A road trip to financial freedom

Covid-19: what a market crash feels like

By Lizelle Steyn

19 March 2020

When I was in my twenties, I was in a car crash. Fortunately I wasn't driving, but sitting in the back, obediently wearing my safety belt (about a month or two after the new legislation requiring belts at the back came in). Even though we were moving at less than 60km/h when hitting a stationary car, the impact was absolutely shocking. I remember everybody's glasses were flung off their faces and onto the dashboard. It's something I never want to experience again.

Long-term investors don't have the luxury of a bubble-wrapped journey right up to the final destination, though. If you want to beat inflation and grow your wealth, some exposure to volatile markets is necessary. And with that comes The Crash. Exactly like the market crash we're in right now.

How did the Covid-10 crisis develop?

There have been talks about a global recession for a while now. Part of it is just the natural business cycle. Part of it is countries acting more and more in self-interest, of which the trade war between the US and China is an example. Brexit is another. International trade agreements that have been in place for years have started falling apart. Then a highly infectious disease called Covid-19 or coronavirus broke out and was soon declared a pandemic. Add to that an oil price war between Saudi and Russia, and the pressure became to much. Global lockdowns started and financial markets cracked. We are officially now in the Covid-19 crisis.

How bad is the Covid-19 market crash?

Pretty bad. By Monday, 16 March, we experienced the second Black Monday in a row. And then markets continued to fall. Stock markets last fell this deeply in 1987. It's definitely the worst market crash I've seen in my 26-year career in financial services. The JSE has lost about a third of its value since the start of the Covid-19 crisis.

How long will it take to recover?

I don't know. Nobody knows. And don't believe anybody who claims they do. But we do have data on how long the stock market took to return to pre-crash levels for previous market crashes. Let's look at the Dow Jones, the 30 company leaders in their respective industies, for example (source: Forbes and Bloomberg).

Pre-Crisis Peak to bottom Size of the fall Recovery time
Great Depression. Aug 1929 - Jun 1932 -89% +/- 25 years
Black Monday. Aug 1987 - Nov 1987 -31% +/- 2 years
2000s Recession. Dec 1999 - Sept 2002 -34% +/- 4 years
Global Financial Crisis.
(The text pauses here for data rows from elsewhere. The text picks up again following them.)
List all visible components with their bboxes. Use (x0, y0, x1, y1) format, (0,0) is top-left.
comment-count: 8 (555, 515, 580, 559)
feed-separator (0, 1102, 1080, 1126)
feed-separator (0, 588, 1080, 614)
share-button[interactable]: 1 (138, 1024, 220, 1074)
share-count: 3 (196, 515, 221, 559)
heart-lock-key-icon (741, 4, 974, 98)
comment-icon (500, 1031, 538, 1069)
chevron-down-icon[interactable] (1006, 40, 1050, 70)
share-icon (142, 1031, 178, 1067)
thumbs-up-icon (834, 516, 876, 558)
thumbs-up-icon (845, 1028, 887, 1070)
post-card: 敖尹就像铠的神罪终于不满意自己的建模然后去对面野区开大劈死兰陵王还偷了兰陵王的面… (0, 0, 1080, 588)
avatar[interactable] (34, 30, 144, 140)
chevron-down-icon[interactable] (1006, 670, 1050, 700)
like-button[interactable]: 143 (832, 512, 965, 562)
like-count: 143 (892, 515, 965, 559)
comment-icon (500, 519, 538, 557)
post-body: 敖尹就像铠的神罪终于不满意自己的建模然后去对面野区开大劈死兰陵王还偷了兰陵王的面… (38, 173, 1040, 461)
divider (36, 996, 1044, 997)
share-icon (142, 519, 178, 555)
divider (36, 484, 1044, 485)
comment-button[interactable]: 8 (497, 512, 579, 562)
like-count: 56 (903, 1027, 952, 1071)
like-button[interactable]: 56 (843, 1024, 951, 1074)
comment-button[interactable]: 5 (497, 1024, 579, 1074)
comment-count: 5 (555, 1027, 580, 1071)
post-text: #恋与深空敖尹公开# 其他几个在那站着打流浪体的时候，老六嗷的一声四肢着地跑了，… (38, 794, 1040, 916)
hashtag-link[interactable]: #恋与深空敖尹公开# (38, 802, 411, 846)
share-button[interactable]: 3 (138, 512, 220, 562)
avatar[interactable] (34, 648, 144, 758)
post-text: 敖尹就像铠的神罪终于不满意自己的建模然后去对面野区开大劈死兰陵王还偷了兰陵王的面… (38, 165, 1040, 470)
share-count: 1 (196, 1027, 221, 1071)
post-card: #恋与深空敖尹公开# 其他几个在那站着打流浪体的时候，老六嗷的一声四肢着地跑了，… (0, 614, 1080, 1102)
Oct 2007 - Feb 2009 -49% +/- 4 years

If one looks at what the S&P 500 (500 largest stocks in the US) did in the past following a market crash, the figures look significantly worse. The S&P 500 took eight years to recover from the 2000s Recession and six years for the Great Recession, also known as the Global Financial Crisis (source: Forbes).

What should you do during a market crash?

The most difficult thing for most people during a market crash: do nothing (initially). Let your debit orders into your investment account continue as normal. But wait a bit for lump sum investments. I made the mistake of buying more of the equity market, thinking it was offering good value after its initial fall, on the first of the 2020 Black Mondays. The market has fallen nearly another 20% since then. I should know better, really. Rather wait until the price fluctuations calm down a bit and then only buy what you normally buy for your long-term investment plan, just at cheaper prices than before.

"The stock market is a device for transferring money from the impatient to the patient." - Warren Buffett.

What's the worst thing you can do in a market crash?

The worst thing you could do in a market crash is to sell out of your investments or switch to a money market fund. If you do this, you lock in all these losses and have no chance of taking part in the upswing when it comes - and it will (eventually).

Is there a silver lining to the Covid-19 crisis?

I believe so. The Covid-19 crisis seems to be good for the planet - less travelling, less production, and therefore less pollution and exploitation of natural resources. The drop in business demand for electricity might even mean less loadshedding for the rest of 2020.

For those who've been dreaming of working from home or remotely, now's your chance. Most big business are rapidly putting remote working infrastructure in place.

We're ALL poorer now and may stay this way for many, many years. (Unless you had no investments or kept all your money in cash.) So far, R4 trillion has been wiped off the Johannesburg Stock Exchange. That's for a large part ordinary people's money - pensioners, people building their pension funds. Ordinary people investing their windfalls. Maybe, as a collective, we'll become less materialistic and wasteful in coming years. Maybe we'll appreciate and be content with the things that don't cost money. Maybe it's time to explore and savour our own country more.

And for those on the financial freedom (or FIRE) journey, the Covid-19 crisis has added a few more years to our FIRE journey. Maybe now we'll really be nudged to shape and create that job we love, because we've just been swallowed by a very big snake in the snakes and ladders game of investing.